Two summers ago I lived in this giant old house that literally cost 134 thousand dollars to keep cool. So Chanel and I did our best to stick it out....until one day it was about 99 degrees out which meant our house was about 104. Chanel's tongue was hanging out of her mouth, she was panting, and she rabidly gnashed her teeth at me. I seriously had The Old Yeller Scene Where The Boy Has To Shoot His Dog flash through my mind. I knew something was very wrong and I thought it was rabies or mad cow disease or something so I FREAKED OUT and grabbed her sweating body and took her for a drive in the car with the AC blasting. When this didn't help, I rushed her to the Pet Emergency Clinic.................$500 later, I was told by the vet that my cat got heat stroke. HEAT STROKE. Which is total BS because cats are descendants of tigers and lions and they live in Africa where it's 300 times hotter. So I took her snobby ass to the expensive groomer and 70 dollars later:
That is what she came home looking like. She was shaking and embarrassed and mad at me. But I didn't feel bad because she is a descendant of big feral cats living in the wild—she is a feline, she should act like one. Plus I liked her mini Ugg boots.
When her fur finally grew back, I made it a point to keep her impeccably groomed on my own I mean, it's absurd that her haircuts were more expensive than mine. I started brushing her daily and making sure I lived in a place where I could afford the AC bill. Well, I have to admit that since we got a dog, I have been a little careless about Chanel’s daily brushing, and today when I picked her up, I felt a BIG HORRIBLE ARMPIT KNOT. Since I refuse to take her to the overpriced groomer, I decided to take care of it myself.
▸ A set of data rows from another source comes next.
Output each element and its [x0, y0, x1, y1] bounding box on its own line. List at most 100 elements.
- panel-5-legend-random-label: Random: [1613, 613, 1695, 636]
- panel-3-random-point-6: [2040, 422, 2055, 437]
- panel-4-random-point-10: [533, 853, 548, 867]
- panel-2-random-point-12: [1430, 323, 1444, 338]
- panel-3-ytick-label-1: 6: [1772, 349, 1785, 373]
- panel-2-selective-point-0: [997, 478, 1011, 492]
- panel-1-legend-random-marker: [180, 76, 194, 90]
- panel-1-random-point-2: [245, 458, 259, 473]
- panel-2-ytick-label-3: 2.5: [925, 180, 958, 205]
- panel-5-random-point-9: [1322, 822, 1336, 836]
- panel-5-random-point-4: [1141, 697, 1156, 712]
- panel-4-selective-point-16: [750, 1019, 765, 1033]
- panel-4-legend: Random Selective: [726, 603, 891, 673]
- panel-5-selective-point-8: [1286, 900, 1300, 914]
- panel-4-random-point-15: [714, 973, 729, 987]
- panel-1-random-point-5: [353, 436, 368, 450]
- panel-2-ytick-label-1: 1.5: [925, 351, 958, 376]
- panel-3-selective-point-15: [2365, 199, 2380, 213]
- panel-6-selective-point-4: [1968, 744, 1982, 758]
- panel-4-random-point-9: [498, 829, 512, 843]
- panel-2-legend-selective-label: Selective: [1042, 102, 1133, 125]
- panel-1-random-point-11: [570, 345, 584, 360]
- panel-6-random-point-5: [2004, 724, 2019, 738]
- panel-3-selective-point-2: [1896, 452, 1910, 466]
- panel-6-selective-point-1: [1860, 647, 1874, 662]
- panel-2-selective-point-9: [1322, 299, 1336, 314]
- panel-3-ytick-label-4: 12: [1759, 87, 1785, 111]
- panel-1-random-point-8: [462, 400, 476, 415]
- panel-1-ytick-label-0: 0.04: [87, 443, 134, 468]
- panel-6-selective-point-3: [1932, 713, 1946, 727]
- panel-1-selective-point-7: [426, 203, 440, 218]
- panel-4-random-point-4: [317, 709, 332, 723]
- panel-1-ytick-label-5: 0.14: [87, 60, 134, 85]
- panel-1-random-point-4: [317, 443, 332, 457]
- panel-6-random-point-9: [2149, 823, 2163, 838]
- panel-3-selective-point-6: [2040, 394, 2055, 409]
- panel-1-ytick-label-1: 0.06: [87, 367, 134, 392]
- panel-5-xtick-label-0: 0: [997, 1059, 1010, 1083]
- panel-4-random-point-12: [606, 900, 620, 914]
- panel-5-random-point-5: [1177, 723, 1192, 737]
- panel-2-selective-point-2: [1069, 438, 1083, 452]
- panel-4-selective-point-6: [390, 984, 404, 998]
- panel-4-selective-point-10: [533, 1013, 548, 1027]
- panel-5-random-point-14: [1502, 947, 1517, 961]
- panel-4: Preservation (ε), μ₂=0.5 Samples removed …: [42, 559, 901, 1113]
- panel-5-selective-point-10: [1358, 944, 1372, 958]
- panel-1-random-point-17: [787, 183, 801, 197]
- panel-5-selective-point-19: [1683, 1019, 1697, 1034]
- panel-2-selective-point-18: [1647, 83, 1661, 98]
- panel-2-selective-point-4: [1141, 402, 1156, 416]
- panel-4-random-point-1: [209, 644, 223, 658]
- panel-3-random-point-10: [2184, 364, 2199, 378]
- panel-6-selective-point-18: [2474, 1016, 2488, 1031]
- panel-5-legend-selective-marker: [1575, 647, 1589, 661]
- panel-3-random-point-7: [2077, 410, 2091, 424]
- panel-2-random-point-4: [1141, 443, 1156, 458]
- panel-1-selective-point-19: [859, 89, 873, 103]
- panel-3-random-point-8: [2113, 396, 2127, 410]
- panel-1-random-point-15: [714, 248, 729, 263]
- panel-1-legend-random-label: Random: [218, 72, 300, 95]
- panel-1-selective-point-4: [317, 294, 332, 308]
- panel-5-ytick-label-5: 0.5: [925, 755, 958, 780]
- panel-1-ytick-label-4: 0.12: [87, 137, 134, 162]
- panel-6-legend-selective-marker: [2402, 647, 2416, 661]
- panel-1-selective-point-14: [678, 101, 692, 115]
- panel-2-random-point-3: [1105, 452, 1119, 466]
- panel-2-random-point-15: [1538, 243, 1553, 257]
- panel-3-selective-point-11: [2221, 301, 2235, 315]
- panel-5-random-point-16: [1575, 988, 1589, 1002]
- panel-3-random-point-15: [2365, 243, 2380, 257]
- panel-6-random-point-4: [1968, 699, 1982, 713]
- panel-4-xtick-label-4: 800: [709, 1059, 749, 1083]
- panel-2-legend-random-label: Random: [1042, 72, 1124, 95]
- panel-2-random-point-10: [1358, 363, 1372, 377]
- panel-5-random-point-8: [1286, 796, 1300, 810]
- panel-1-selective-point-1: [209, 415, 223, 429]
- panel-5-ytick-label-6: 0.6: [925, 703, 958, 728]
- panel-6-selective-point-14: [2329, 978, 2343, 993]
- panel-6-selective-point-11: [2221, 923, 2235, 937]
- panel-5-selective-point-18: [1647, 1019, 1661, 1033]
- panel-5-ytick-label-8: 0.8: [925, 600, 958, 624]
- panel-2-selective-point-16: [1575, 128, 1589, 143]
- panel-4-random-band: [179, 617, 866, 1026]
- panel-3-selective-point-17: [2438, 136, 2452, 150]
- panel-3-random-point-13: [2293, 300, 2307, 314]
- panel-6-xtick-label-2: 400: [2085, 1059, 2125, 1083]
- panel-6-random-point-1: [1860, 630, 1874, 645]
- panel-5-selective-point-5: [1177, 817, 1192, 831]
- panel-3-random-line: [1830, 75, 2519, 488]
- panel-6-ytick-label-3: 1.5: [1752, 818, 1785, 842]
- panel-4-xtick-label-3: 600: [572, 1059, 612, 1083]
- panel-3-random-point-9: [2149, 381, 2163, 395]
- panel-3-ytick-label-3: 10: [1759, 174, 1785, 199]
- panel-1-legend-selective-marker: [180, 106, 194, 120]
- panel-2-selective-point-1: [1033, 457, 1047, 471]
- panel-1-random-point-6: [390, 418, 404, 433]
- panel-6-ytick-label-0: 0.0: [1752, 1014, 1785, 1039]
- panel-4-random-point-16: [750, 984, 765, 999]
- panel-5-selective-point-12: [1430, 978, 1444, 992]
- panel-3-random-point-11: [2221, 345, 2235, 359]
So I got her brush and attempted to comb out the knot. She screamed at me. SCREAMED. And swished her tail impatiently and menacingly. I started to use the kitchen scissors in an attempt to cut the knot. She growled and hissed at me, followed by an unpleasant bite across my knuckles, drawing blood. I sort of roughly shoved her, huffed and shouted expletives at the top of my lungs and took off my slippers—I meant business—then grabbed her again, this time by the scruff of her neck. By this point I am all sweaty and annoyed and angry, and losing patience with this wretched creature. I stared down deep into her harrowing amber eyes, snatched the scissors and cut out the Horrible Armpit Knot. When I was finished, I released the beast to sprint under the couch and plan my demise.
I said I was sorry but she still kicked like half her litter out of her box and she hasn't even looked at me all day. She has kind of an awkward bald-ish spot under her right armpit....but hey.....the haircut was FREE.